Uhmm, in fact, (2, 2) is on the curve, since:
x = 2t = 2 <=> t = 1
Plug t = 1 in, we have: y = y= 4 - 2(1)³ (It's 1, not 2 ) = 2.
-----------------

Well, we can just kind of ignore that, can't we!

@teng125:
Ok, open up your textbook, or notes. Can you find the formula to find the curvature of a curve given parametrically?

 

[HallsofIvy]

To repeat, correctly this time (I hope): There is no reason to take "2x= 0". The point is x= 2, y= 2 so x= 2t= 2 which gives t= 1. Then, y= 4- 2(1)³= 4- 2= 2. Yes! (2,2) is a point on the line! Your textbook probably has a number of formulas for curvature.
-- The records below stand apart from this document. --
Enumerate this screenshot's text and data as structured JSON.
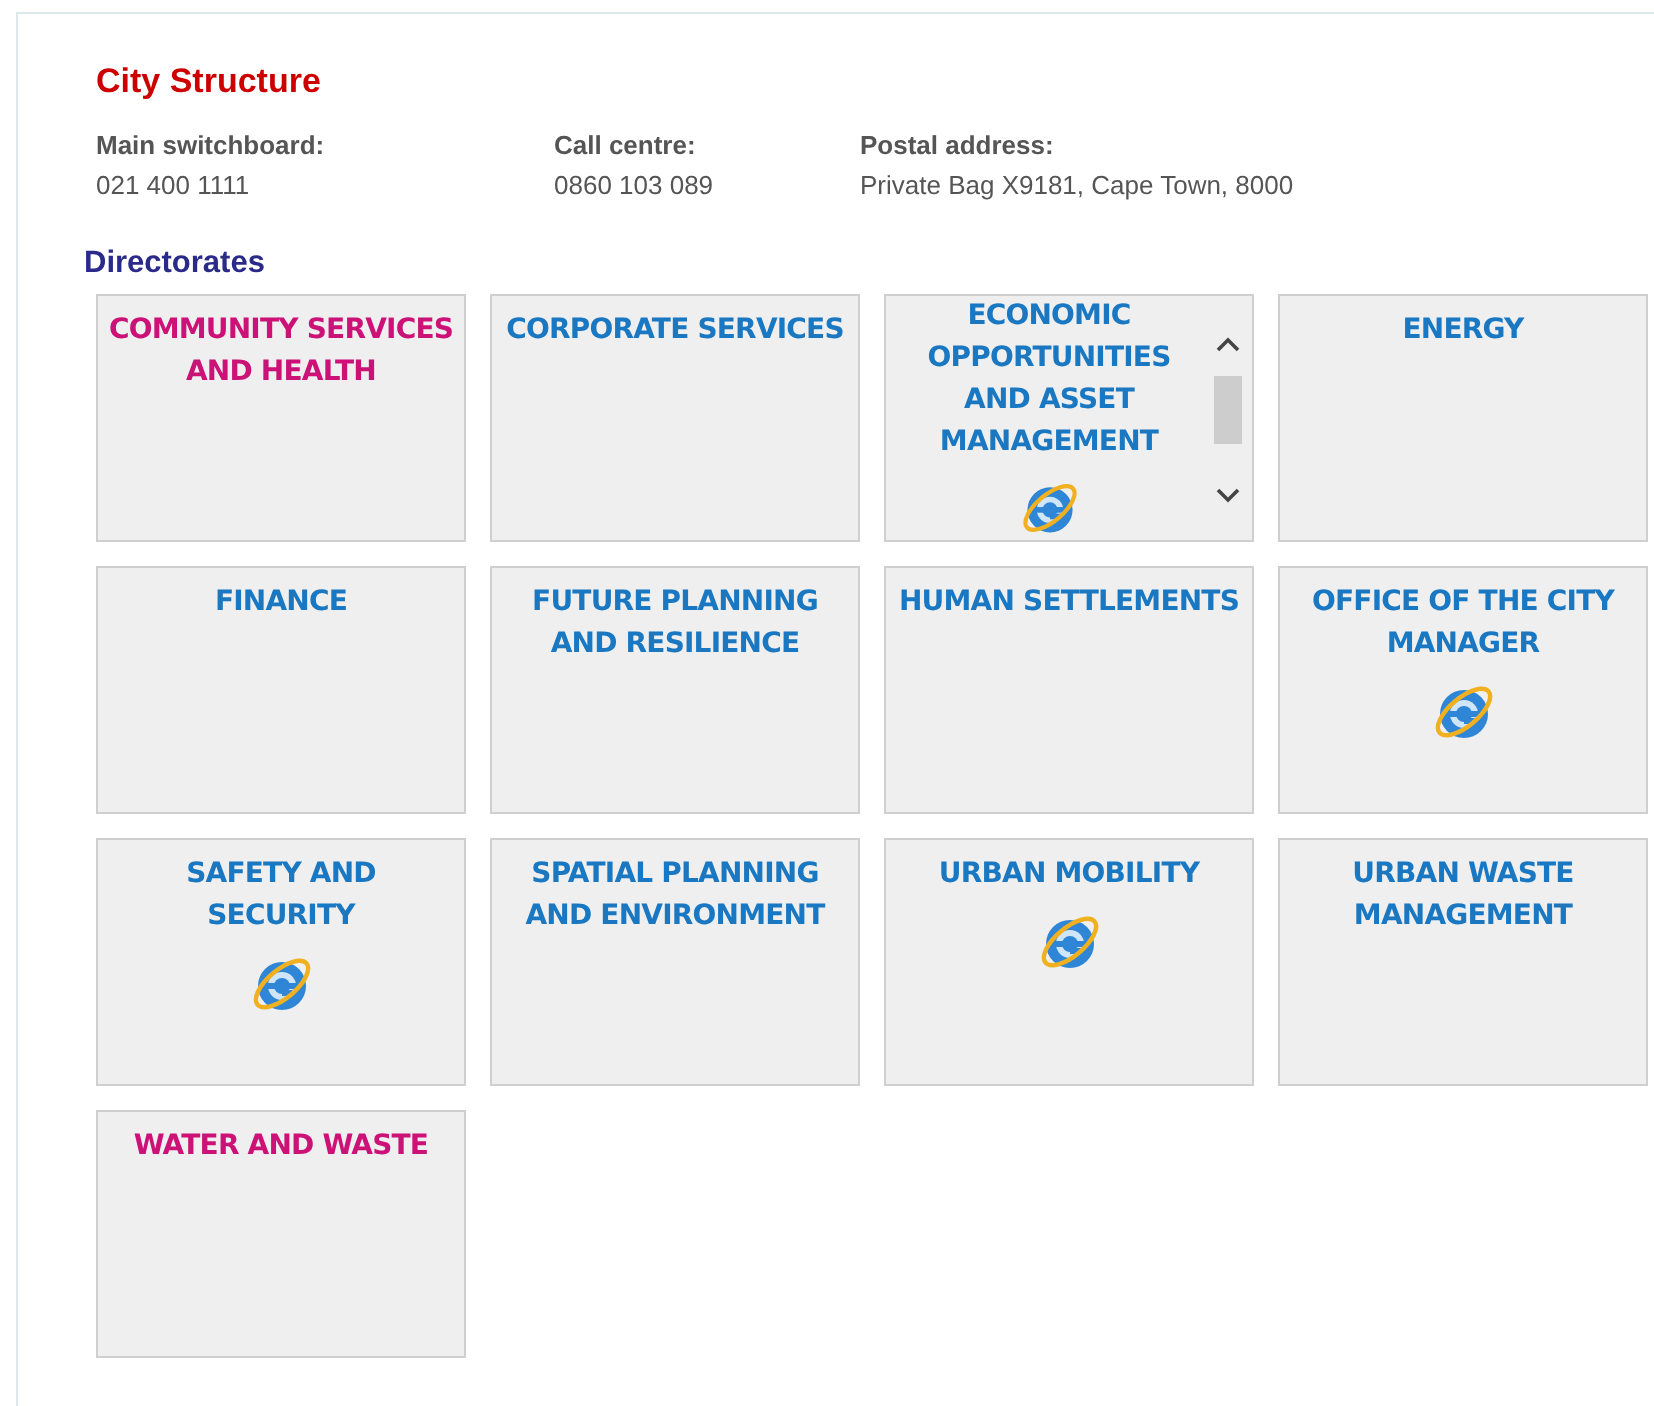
{
  "title": "City Structure",
  "contacts": [
    {
      "label": "Main switchboard:",
      "value": "021 400 1111"
    },
    {
      "label": "Call centre:",
      "value": "0860 103 089"
    },
    {
      "label": "Postal address:",
      "value": "Private Bag X9181, Cape Town, 8000"
    }
  ],
  "section_title": "Directorates",
  "directorates": [
    {
      "name": "COMMUNITY SERVICES AND HEALTH",
      "color": "#cc1177",
      "browser_icon": false,
      "scrollable": false
    },
    {
      "name": "CORPORATE SERVICES",
      "color": "#1a78c2",
      "browser_icon": false,
      "scrollable": false
    },
    {
      "name": "ECONOMIC OPPORTUNITIES AND ASSET MANAGEMENT",
      "color": "#1a78c2",
      "browser_icon": true,
      "scrollable": true
    },
    {
      "name": "ENERGY",
      "color": "#1a78c2",
      "browser_icon": false,
      "scrollable": false
    },
    {
      "name": "FINANCE",
      "color": "#1a78c2",
      "browser_icon": false,
      "scrollable": false
    },
    {
      "name": "FUTURE PLANNING AND RESILIENCE",
      "color": "#1a78c2",
      "browser_icon": false,
      "scrollable": false
    },
    {
      "name": "HUMAN SETTLEMENTS",
      "color": "#1a78c2",
      "browser_icon": false,
      "scrollable": false
    },
    {
      "name": "OFFICE OF THE CITY MANAGER",
      "color": "#1a78c2",
      "browser_icon": true,
      "scrollable": false
    },
    {
      "name": "SAFETY AND SECURITY",
      "color": "#1a78c2",
      "browser_icon": true,
      "scrollable": false
    },
    {
      "name": "SPATIAL PLANNING AND ENVIRONMENT",
      "color": "#1a78c2",
      "browser_icon": false,
      "scrollable": false
    },
    {
      "name": "URBAN MOBILITY",
      "color": "#1a78c2",
      "browser_icon": true,
      "scrollable": false
    },
    {
      "name": "URBAN WASTE MANAGEMENT",
      "color": "#1a78c2",
      "browser_icon": false,
      "scrollable": false
    },
    {
      "name": "WATER AND WASTE",
      "color": "#cc1177",
      "browser_icon": false,
      "scrollable": false
    }
  ]
}
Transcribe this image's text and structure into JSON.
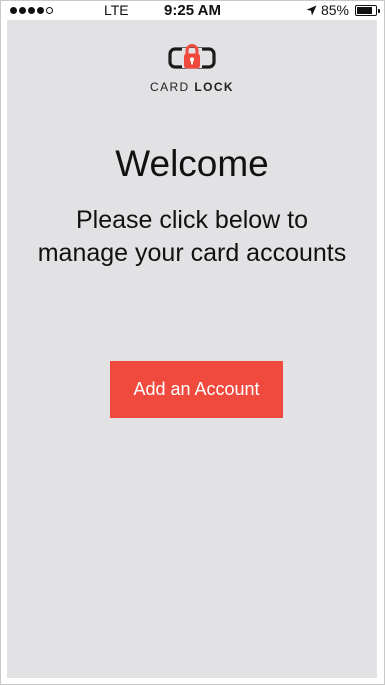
{
  "status_bar": {
    "network": "LTE",
    "time": "9:25 AM",
    "battery_percent": "85%",
    "battery_level": 0.85,
    "signal_bars": 4,
    "signal_total": 5
  },
  "logo": {
    "icon": "padlock-card-icon",
    "text_light": "CARD ",
    "text_bold": "LOCK",
    "accent_color": "#ef4a3d"
  },
  "main": {
    "title": "Welcome",
    "instructions": "Please click below to manage your card accounts",
    "add_button_label": "Add an Account",
    "background_color": "#e2e2e5",
    "button_color": "#ef4a3d"
  }
}
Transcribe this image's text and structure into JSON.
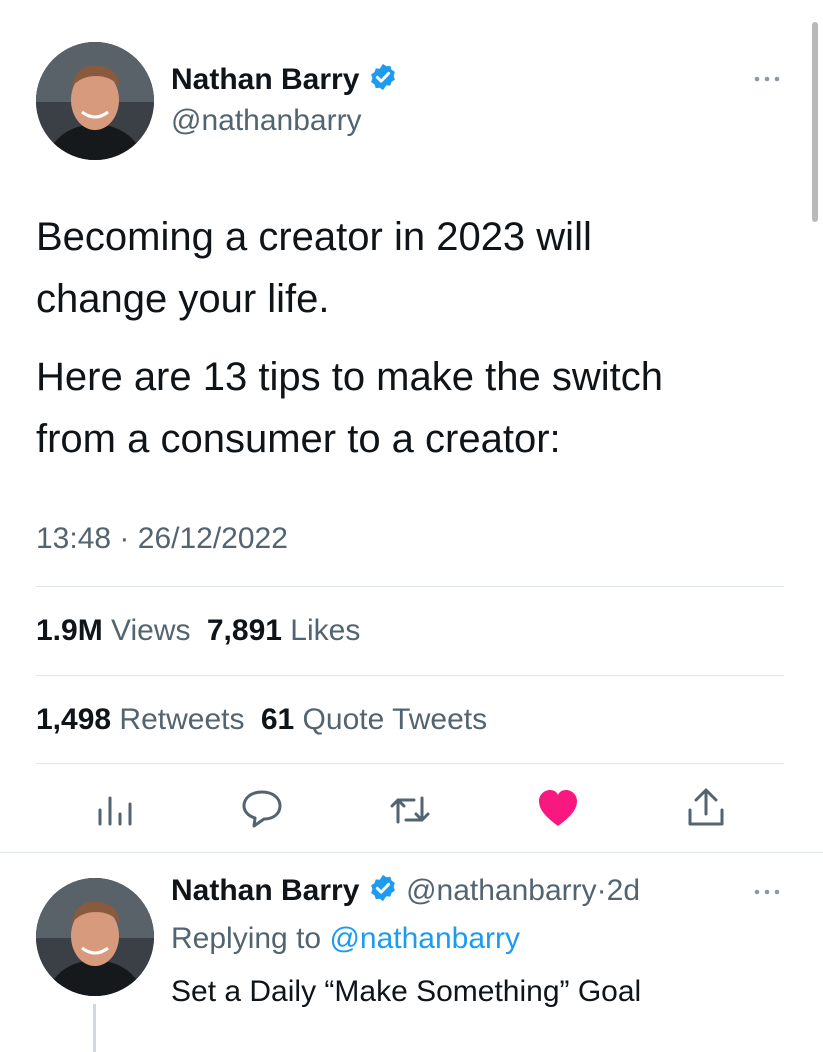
{
  "author": {
    "name": "Nathan Barry",
    "handle": "@nathanbarry"
  },
  "tweet": {
    "paragraph1_line1": "Becoming a creator in 2023 will",
    "paragraph1_line2": "change your life.",
    "paragraph2_line1": "Here are 13 tips to make the switch",
    "paragraph2_line2": "from a consumer to a creator:",
    "time": "13:48",
    "separator": "·",
    "date": "26/12/2022"
  },
  "stats": {
    "views_count": "1.9M",
    "views_label": "Views",
    "likes_count": "7,891",
    "likes_label": "Likes",
    "retweets_count": "1,498",
    "retweets_label": "Retweets",
    "quotes_count": "61",
    "quotes_label": "Quote Tweets"
  },
  "actions": [
    "analytics-icon",
    "reply-icon",
    "retweet-icon",
    "like-icon",
    "share-icon"
  ],
  "reply": {
    "name": "Nathan Barry",
    "handle": "@nathanbarry",
    "separator": "·",
    "age": "2d",
    "replying_prefix": "Replying to",
    "replying_to": "@nathanbarry",
    "text": "Set a Daily “Make Something” Goal"
  },
  "colors": {
    "accent": "#1d9bf0",
    "like": "#f91880",
    "secondary_text": "#536471"
  }
}
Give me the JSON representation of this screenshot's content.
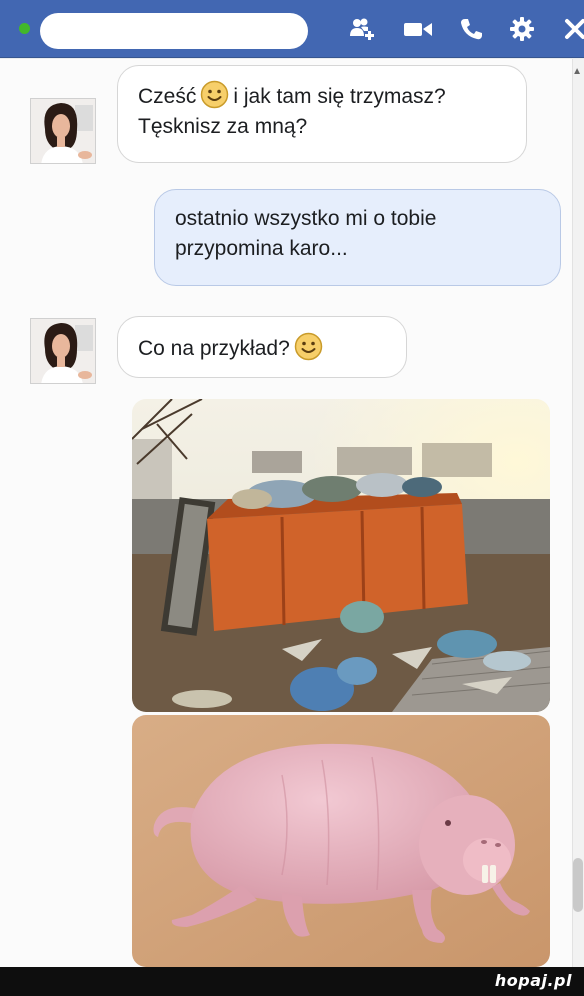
{
  "header": {
    "contact_name": "",
    "online_status_color": "#42b72a",
    "icons": [
      "add-friend-icon",
      "video-call-icon",
      "phone-call-icon",
      "gear-icon",
      "close-icon"
    ]
  },
  "messages": [
    {
      "from": "them",
      "text_before": "Cześć",
      "text_after": "i jak tam się trzymasz? Tęsknisz za mną?",
      "emoji": "smiley"
    },
    {
      "from": "me",
      "text": "ostatnio wszystko mi o tobie przypomina karo..."
    },
    {
      "from": "them",
      "text": "Co na przykład?",
      "emoji": "smiley"
    },
    {
      "from": "them",
      "type": "photo",
      "subject": "overflowing-dumpster"
    },
    {
      "from": "them",
      "type": "photo",
      "subject": "naked-mole-rat"
    }
  ],
  "watermark": "hopaj.pl"
}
I still don't understand what you mean by "t= (2,3)". If you meant "what if the point was P(2,3)" then what I said before would be correct: (2, 3) is not on the curve so the question makes no sense. You can't just pick points at random: they have to be on the curve in order that the question "what is the curvature at that point?" to make sense. If on the other hand the point were given as P(6, -14) then you would calculate x= 2t= 6 so t= 3. Now check: y= 4- 2(3)²= 4- 18= -14. Yes, that point is on the graph. Use your formula with t= 3 for the curvature at P(6, -14).

 

[teng125]

ooo...okok i understand already.thanx
ya i just assume "t= (2,3)" which i simply picked.